O'Leary, who has said he'd rather cut off his own hands than sign a deal with a union, proposed an unprecedented 22 percent annual raise to flight crew to lure recruits and throw cold water on organizing efforts. He said the company can pay 20 percent more than rivals and still retain a cost advantage over them.
"We will remain a non-union company by paying our people more and by fixing the broken elements of communication with pilots," O'Leary said Oct. 31, after Ryanair reported a decline in profit during the key summer-holiday quarter.
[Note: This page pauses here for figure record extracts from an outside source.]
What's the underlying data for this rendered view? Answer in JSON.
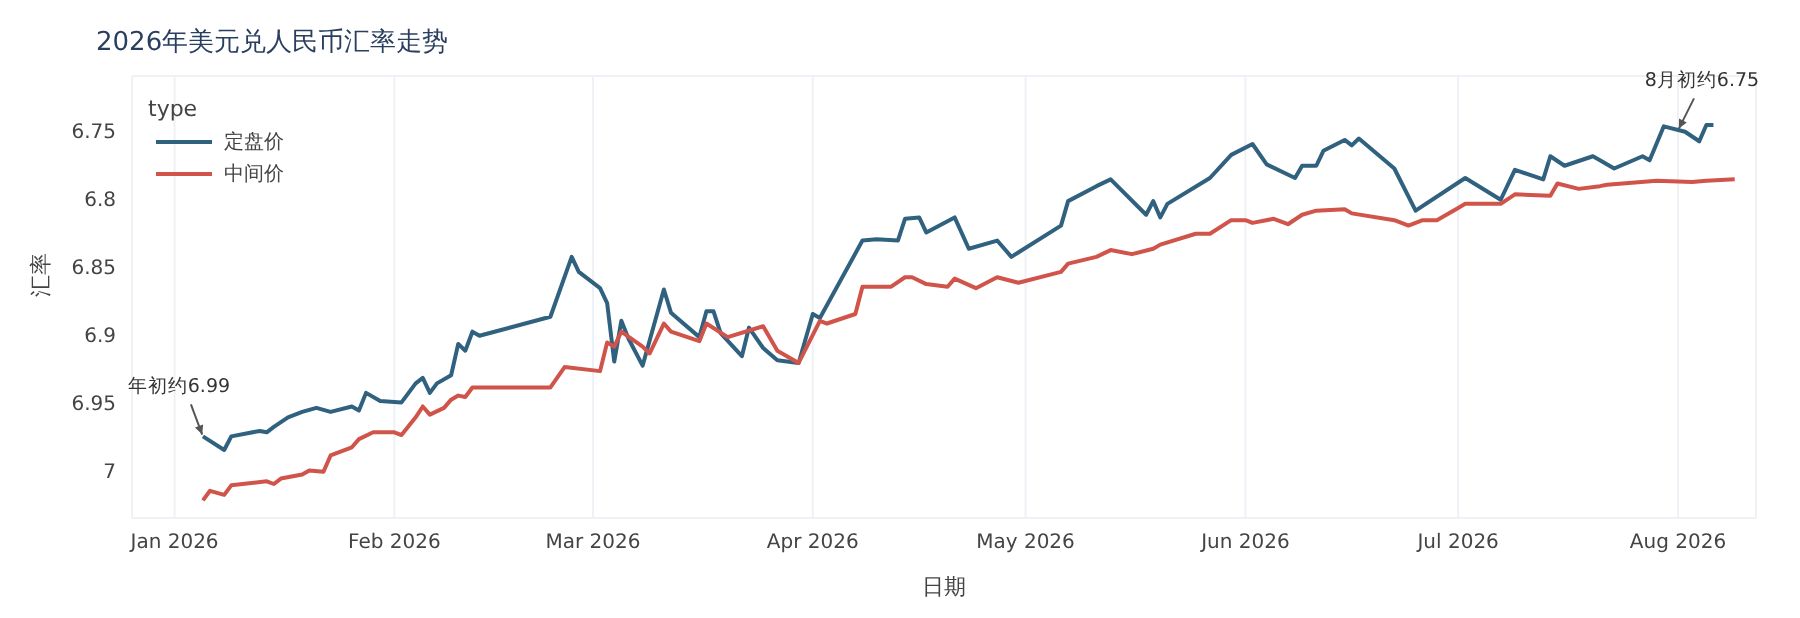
{
  "chart_data": {
    "type": "line",
    "title": "2026年美元兑人民币汇率走势",
    "xlabel": "日期",
    "ylabel": "汇率",
    "legend_title": "type",
    "legend": "top left",
    "grid": true,
    "line_style": "solid",
    "marker": "none",
    "xlim": [
      "2025-12-26",
      "2026-08-12"
    ],
    "xticks": [
      {
        "value": "2026-01-01",
        "label": "Jan 2026"
      },
      {
        "value": "2026-02-01",
        "label": "Feb 2026"
      },
      {
        "value": "2026-03-01",
        "label": "Mar 2026"
      },
      {
        "value": "2026-04-01",
        "label": "Apr 2026"
      },
      {
        "value": "2026-05-01",
        "label": "May 2026"
      },
      {
        "value": "2026-06-01",
        "label": "Jun 2026"
      },
      {
        "value": "2026-07-01",
        "label": "Jul 2026"
      },
      {
        "value": "2026-08-01",
        "label": "Aug 2026"
      }
    ],
    "ylim": [
      7.035,
      6.71
    ],
    "yticks": [
      6.75,
      6.8,
      6.85,
      6.9,
      6.95,
      7
    ],
    "annotations": [
      {
        "text": "年初约6.99",
        "x": "2026-01-05",
        "y": 6.975
      },
      {
        "text": "8月初约6.75",
        "x": "2026-08-01",
        "y": 6.75
      }
    ],
    "series": [
      {
        "name": "定盘价",
        "color": "#30617f",
        "x": [
          "2026-01-05",
          "2026-01-08",
          "2026-01-09",
          "2026-01-13",
          "2026-01-14",
          "2026-01-15",
          "2026-01-17",
          "2026-01-19",
          "2026-01-21",
          "2026-01-23",
          "2026-01-26",
          "2026-01-27",
          "2026-01-28",
          "2026-01-30",
          "2026-02-02",
          "2026-02-04",
          "2026-02-05",
          "2026-02-06",
          "2026-02-07",
          "2026-02-09",
          "2026-02-10",
          "2026-02-11",
          "2026-02-12",
          "2026-02-13",
          "2026-02-23",
          "2026-02-26",
          "2026-02-27",
          "2026-03-02",
          "2026-03-03",
          "2026-03-04",
          "2026-03-05",
          "2026-03-06",
          "2026-03-08",
          "2026-03-11",
          "2026-03-12",
          "2026-03-16",
          "2026-03-17",
          "2026-03-18",
          "2026-03-19",
          "2026-03-22",
          "2026-03-23",
          "2026-03-25",
          "2026-03-27",
          "2026-03-30",
          "2026-04-01",
          "2026-04-02",
          "2026-04-08",
          "2026-04-10",
          "2026-04-13",
          "2026-04-14",
          "2026-04-16",
          "2026-04-17",
          "2026-04-21",
          "2026-04-23",
          "2026-04-27",
          "2026-04-29",
          "2026-05-06",
          "2026-05-07",
          "2026-05-11",
          "2026-05-13",
          "2026-05-18",
          "2026-05-19",
          "2026-05-20",
          "2026-05-21",
          "2026-05-27",
          "2026-05-30",
          "2026-06-02",
          "2026-06-04",
          "2026-06-08",
          "2026-06-09",
          "2026-06-11",
          "2026-06-12",
          "2026-06-15",
          "2026-06-16",
          "2026-06-17",
          "2026-06-22",
          "2026-06-25",
          "2026-07-02",
          "2026-07-07",
          "2026-07-09",
          "2026-07-13",
          "2026-07-14",
          "2026-07-16",
          "2026-07-20",
          "2026-07-21",
          "2026-07-23",
          "2026-07-27",
          "2026-07-28",
          "2026-07-30",
          "2026-08-02",
          "2026-08-04",
          "2026-08-05",
          "2026-08-06"
        ],
        "values": [
          6.975,
          6.985,
          6.975,
          6.971,
          6.972,
          6.968,
          6.961,
          6.957,
          6.954,
          6.957,
          6.953,
          6.956,
          6.943,
          6.949,
          6.95,
          6.936,
          6.932,
          6.943,
          6.936,
          6.93,
          6.907,
          6.912,
          6.898,
          6.901,
          6.887,
          6.843,
          6.854,
          6.866,
          6.877,
          6.92,
          6.89,
          6.903,
          6.923,
          6.867,
          6.884,
          6.902,
          6.883,
          6.883,
          6.899,
          6.916,
          6.895,
          6.91,
          6.919,
          6.921,
          6.885,
          6.888,
          6.831,
          6.83,
          6.831,
          6.815,
          6.814,
          6.825,
          6.814,
          6.837,
          6.831,
          6.843,
          6.82,
          6.802,
          6.791,
          6.786,
          6.812,
          6.802,
          6.814,
          6.804,
          6.785,
          6.768,
          6.76,
          6.775,
          6.785,
          6.776,
          6.776,
          6.765,
          6.757,
          6.761,
          6.756,
          6.778,
          6.809,
          6.785,
          6.801,
          6.779,
          6.786,
          6.769,
          6.776,
          6.769,
          6.772,
          6.778,
          6.769,
          6.772,
          6.747,
          6.751,
          6.758,
          6.746,
          6.746
        ]
      },
      {
        "name": "中间价",
        "color": "#d0544a",
        "x": [
          "2026-01-05",
          "2026-01-06",
          "2026-01-08",
          "2026-01-09",
          "2026-01-14",
          "2026-01-15",
          "2026-01-16",
          "2026-01-19",
          "2026-01-20",
          "2026-01-22",
          "2026-01-23",
          "2026-01-26",
          "2026-01-27",
          "2026-01-29",
          "2026-02-01",
          "2026-02-02",
          "2026-02-04",
          "2026-02-05",
          "2026-02-06",
          "2026-02-08",
          "2026-02-09",
          "2026-02-10",
          "2026-02-11",
          "2026-02-12",
          "2026-02-23",
          "2026-02-25",
          "2026-03-02",
          "2026-03-03",
          "2026-03-04",
          "2026-03-05",
          "2026-03-08",
          "2026-03-09",
          "2026-03-11",
          "2026-03-12",
          "2026-03-16",
          "2026-03-17",
          "2026-03-20",
          "2026-03-25",
          "2026-03-27",
          "2026-03-30",
          "2026-04-02",
          "2026-04-03",
          "2026-04-07",
          "2026-04-08",
          "2026-04-12",
          "2026-04-14",
          "2026-04-15",
          "2026-04-17",
          "2026-04-20",
          "2026-04-21",
          "2026-04-24",
          "2026-04-27",
          "2026-04-30",
          "2026-05-06",
          "2026-05-07",
          "2026-05-11",
          "2026-05-13",
          "2026-05-16",
          "2026-05-19",
          "2026-05-20",
          "2026-05-25",
          "2026-05-27",
          "2026-05-30",
          "2026-06-01",
          "2026-06-02",
          "2026-06-05",
          "2026-06-07",
          "2026-06-09",
          "2026-06-11",
          "2026-06-15",
          "2026-06-16",
          "2026-06-22",
          "2026-06-24",
          "2026-06-26",
          "2026-06-28",
          "2026-07-01",
          "2026-07-02",
          "2026-07-07",
          "2026-07-09",
          "2026-07-14",
          "2026-07-15",
          "2026-07-18",
          "2026-07-21",
          "2026-07-22",
          "2026-07-29",
          "2026-08-03",
          "2026-08-05",
          "2026-08-09"
        ],
        "values": [
          7.022,
          7.015,
          7.018,
          7.011,
          7.008,
          7.01,
          7.006,
          7.003,
          7.0,
          7.001,
          6.989,
          6.983,
          6.977,
          6.972,
          6.972,
          6.974,
          6.961,
          6.953,
          6.959,
          6.954,
          6.948,
          6.945,
          6.946,
          6.939,
          6.939,
          6.924,
          6.927,
          6.906,
          6.909,
          6.898,
          6.909,
          6.914,
          6.892,
          6.898,
          6.905,
          6.892,
          6.902,
          6.894,
          6.912,
          6.921,
          6.89,
          6.892,
          6.885,
          6.865,
          6.865,
          6.858,
          6.858,
          6.863,
          6.865,
          6.859,
          6.866,
          6.858,
          6.862,
          6.854,
          6.848,
          6.843,
          6.838,
          6.841,
          6.837,
          6.834,
          6.826,
          6.826,
          6.816,
          6.816,
          6.818,
          6.815,
          6.819,
          6.812,
          6.809,
          6.808,
          6.811,
          6.816,
          6.82,
          6.816,
          6.816,
          6.807,
          6.804,
          6.804,
          6.797,
          6.798,
          6.789,
          6.793,
          6.791,
          6.79,
          6.787,
          6.788,
          6.787,
          6.786
        ]
      }
    ]
  }
}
Yet the response to his offer, which Ryanair says would lift compensation beyond rivals such as Norwegian Air, has been cool. Crew at only about 20 of the carrier's 86 European bases, including some of the smallest, have accepted it. Madrid, Glasgow, Naples and its biggest, London Stansted, rejected it, while others have refused to put the proposal to a vote.
Ryanair also committed to put more staff on full-time contracts, and it hired a new team to oversee rosters and pledged to be more flexible about where it bases crew members. It's bringing back Peter Bellew as chief operations officer to patch up labor relations. He was Ryanair's director of operations until leaving for Malaysia Airlines Bhd two years ago.
"He brings a face that the pilots will know," said O'Leary, who beat back efforts to unionize twice before, in 2004 and 2012.
Recent stumbles notwithstanding, few observers are willing to bet against Ryanair, or O'Leary, after a record of success headlined by a 3,800 percent total return to shareholders over the past two decades. By comparison, Air France registered a negative return during the same period.
The stock is up 14 percent in 2017, valuing the company at 19.7 billion euros, the most among European airlines.
"O'Leary's had a great track record over a number of years," said Norris at Argonaut Partners. "The pilots are massively overplaying their hand."